The whitish or pale brownish lateral stem may be very short or up to 10 cm long, generally with a membranous ring.

The gills are decurrent well down the stipe and may anastomose (criss-cross) at the lower extreme. They are white, sometimes turning yellowish.

The smell is described as "pleasant" or "slightly polypore-like" or "complex, a bit fruity or sourish". The taste is mild.

===Microscopic characteristics===
As with ordinary fragile mushrooms, the flesh may be monomitic but may be dimitic, having extra thick-walled hyphae which give the flesh a tough consistency. There are no cystidia.
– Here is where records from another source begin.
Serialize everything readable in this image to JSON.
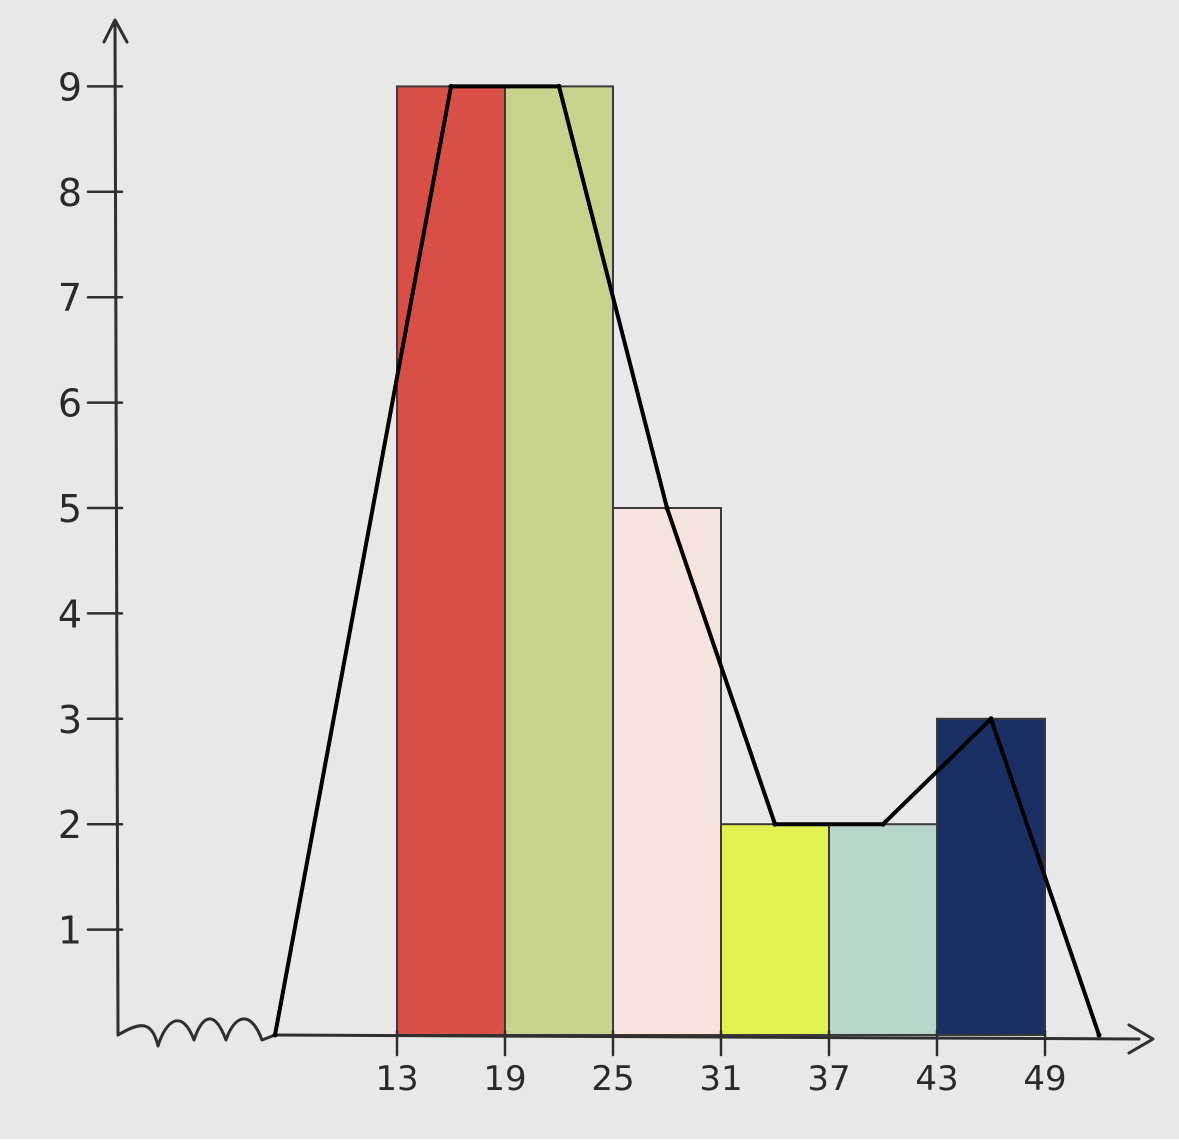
{
  "chart_data": {
    "type": "bar",
    "bins": [
      {
        "category": "13-19",
        "start": 13,
        "end": 19,
        "value": 9,
        "color": "#d94f45"
      },
      {
        "category": "19-25",
        "start": 19,
        "end": 25,
        "value": 9,
        "color": "#c7d38d"
      },
      {
        "category": "25-31",
        "start": 25,
        "end": 31,
        "value": 5,
        "color": "#f6e3dd"
      },
      {
        "category": "31-37",
        "start": 31,
        "end": 37,
        "value": 2,
        "color": "#e1f14f"
      },
      {
        "category": "37-43",
        "start": 37,
        "end": 43,
        "value": 2,
        "color": "#b6d6c9"
      },
      {
        "category": "43-49",
        "start": 43,
        "end": 49,
        "value": 3,
        "color": "#1a2f63"
      }
    ],
    "frequency_polygon": [
      {
        "x": 10,
        "y": 0
      },
      {
        "x": 16,
        "y": 9
      },
      {
        "x": 22,
        "y": 9
      },
      {
        "x": 28,
        "y": 5
      },
      {
        "x": 34,
        "y": 2
      },
      {
        "x": 40,
        "y": 2
      },
      {
        "x": 46,
        "y": 3
      },
      {
        "x": 52,
        "y": 0
      }
    ],
    "x_ticks": [
      "13",
      "19",
      "25",
      "31",
      "37",
      "43",
      "49"
    ],
    "y_ticks": [
      "1",
      "2",
      "3",
      "4",
      "5",
      "6",
      "7",
      "8",
      "9"
    ],
    "ylim": [
      0,
      9
    ],
    "x_axis_break": true,
    "legend": "none",
    "title": "",
    "xlabel": "",
    "ylabel": "",
    "colors": {
      "background": "#e8e8e8",
      "axis": "#2f2f2f",
      "polygon": "#000000"
    }
  }
}
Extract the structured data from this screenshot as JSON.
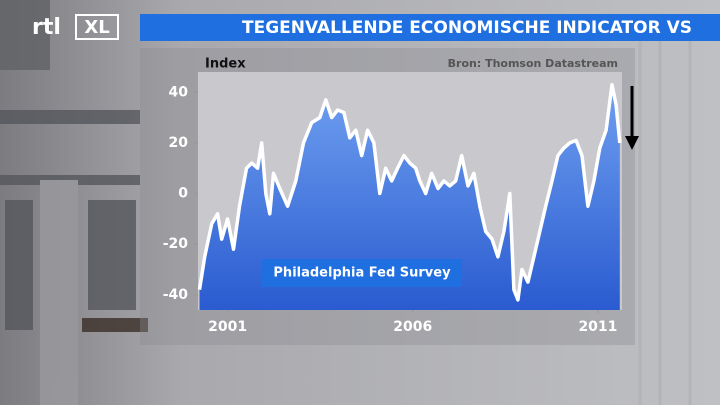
{
  "logo": [
    "rtl",
    "XL"
  ],
  "chart_data": {
    "type": "area",
    "title": "TEGENVALLENDE ECONOMISCHE INDICATOR VS",
    "ylabel": "Index",
    "source": "Bron: Thomson Datastream",
    "x": [
      2000.24,
      2000.38,
      2000.57,
      2000.73,
      2000.84,
      2001.0,
      2001.16,
      2001.32,
      2001.51,
      2001.65,
      2001.81,
      2001.92,
      2002.03,
      2002.14,
      2002.24,
      2002.41,
      2002.62,
      2002.84,
      2003.05,
      2003.27,
      2003.49,
      2003.65,
      2003.81,
      2003.97,
      2004.14,
      2004.3,
      2004.46,
      2004.62,
      2004.78,
      2004.95,
      2005.11,
      2005.27,
      2005.43,
      2005.59,
      2005.76,
      2005.92,
      2006.08,
      2006.19,
      2006.35,
      2006.51,
      2006.68,
      2006.84,
      2007.0,
      2007.16,
      2007.32,
      2007.49,
      2007.65,
      2007.81,
      2007.97,
      2008.14,
      2008.3,
      2008.46,
      2008.62,
      2008.73,
      2008.84,
      2008.95,
      2009.11,
      2009.27,
      2009.43,
      2009.59,
      2009.76,
      2009.92,
      2010.08,
      2010.24,
      2010.41,
      2010.57,
      2010.73,
      2010.89,
      2011.05,
      2011.22,
      2011.38,
      2011.49,
      2011.59
    ],
    "series": [
      {
        "name": "Philadelphia Fed Survey",
        "color": "#ffffff",
        "fill": "#3a6fd8",
        "values": [
          -38,
          -25,
          -12,
          -8,
          -18,
          -10,
          -22,
          -5,
          10,
          12,
          10,
          20,
          0,
          -8,
          8,
          2,
          -5,
          5,
          20,
          28,
          30,
          37,
          30,
          33,
          32,
          22,
          25,
          15,
          25,
          20,
          0,
          10,
          5,
          10,
          15,
          12,
          10,
          5,
          0,
          8,
          2,
          5,
          3,
          5,
          15,
          3,
          8,
          -5,
          -15,
          -18,
          -25,
          -15,
          0,
          -38,
          -42,
          -30,
          -35,
          -25,
          -15,
          -5,
          5,
          15,
          18,
          20,
          21,
          15,
          -5,
          5,
          18,
          25,
          43,
          35,
          20
        ]
      }
    ],
    "xlim": [
      2000.2,
      2011.65
    ],
    "xticks": [
      2001,
      2006,
      2011
    ],
    "ylim": [
      -46,
      48
    ],
    "yticks": [
      -40,
      -20,
      0,
      20,
      40
    ]
  }
}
The spores are elongated in the form of a rounded cylinder and around 9–15 μm by 3–5 μm.

===Similar taxa===

| Designation, author & date of related taxa | Relationship & status | Characteristics |
| Hypsizygus ulmarius (Bull.) Gray (1821) | This mushroom, which has been classified as a Pleurotus, is easy to mistake for P. dryinus. | The gills are only slightly decurrent, with no ring. |
| Lentinus levis (Berk. & M.A. Curtis) Murrill (1915) | This American mushroom, which has been classified as a Pleurotus, is easy to mistake for P. dryinus. | It has no cap scales, ring, or veil remnants, and the felty surface is different. |
| Pleurotus albertinii [Fr.) Sacc. (1887) | Once defined as a separate species, now part of P. dryinus | Larger than var. dryinus and grows on conifer, not deciduous wood |
| Pleurotus calyptratus (Lindblad ex Fr.) Sacc. (1887) | A similar but currently valid species, also with prominent veil remnants | Smells of flour, little or no stipe, cap smooth, only on poplar |
| Pleurotus corticatus (Fr.) P. Kumm. (1871) | Once defined as a separate species, now part of P. dryinus, may be considered a variety | Has intertwined ("anastomosing") gills on the stem |
| Pleurotus dryinus var. dryinus P. Kumm (1871) | Distinguishes general P. dryinus from varieties | |
| Pleurotus dryinus var. tephrotrichus (Fr.) Damblon & Lambinon (1959) | Once defined as a separate species, now part of P. dryinus, may be considered a variety | Greyer than var. dryinus. |

== Distribution and habitat ==
Appearing from summer to autumn, it is distributed throughout Europe, where it varies locally between common and rare. It is also found in North America.

This mushroom is saprobic on dead wood and can also be a weak parasite of trees (as a "white rot"). It occurs especially on oak (from which it derives its name), but also on beech, other broad-leaved trees, and occasionally on conifers. It is often solitary or may grow in small groups.

== Uses ==
This mushroom is edible, though it is tough when older and inferior to the better-known members of Pleurotus.

Like some other Pleurotus species, P. dryinus attacks nematodes and may provide a control method for these parasites when they infect cats and dogs.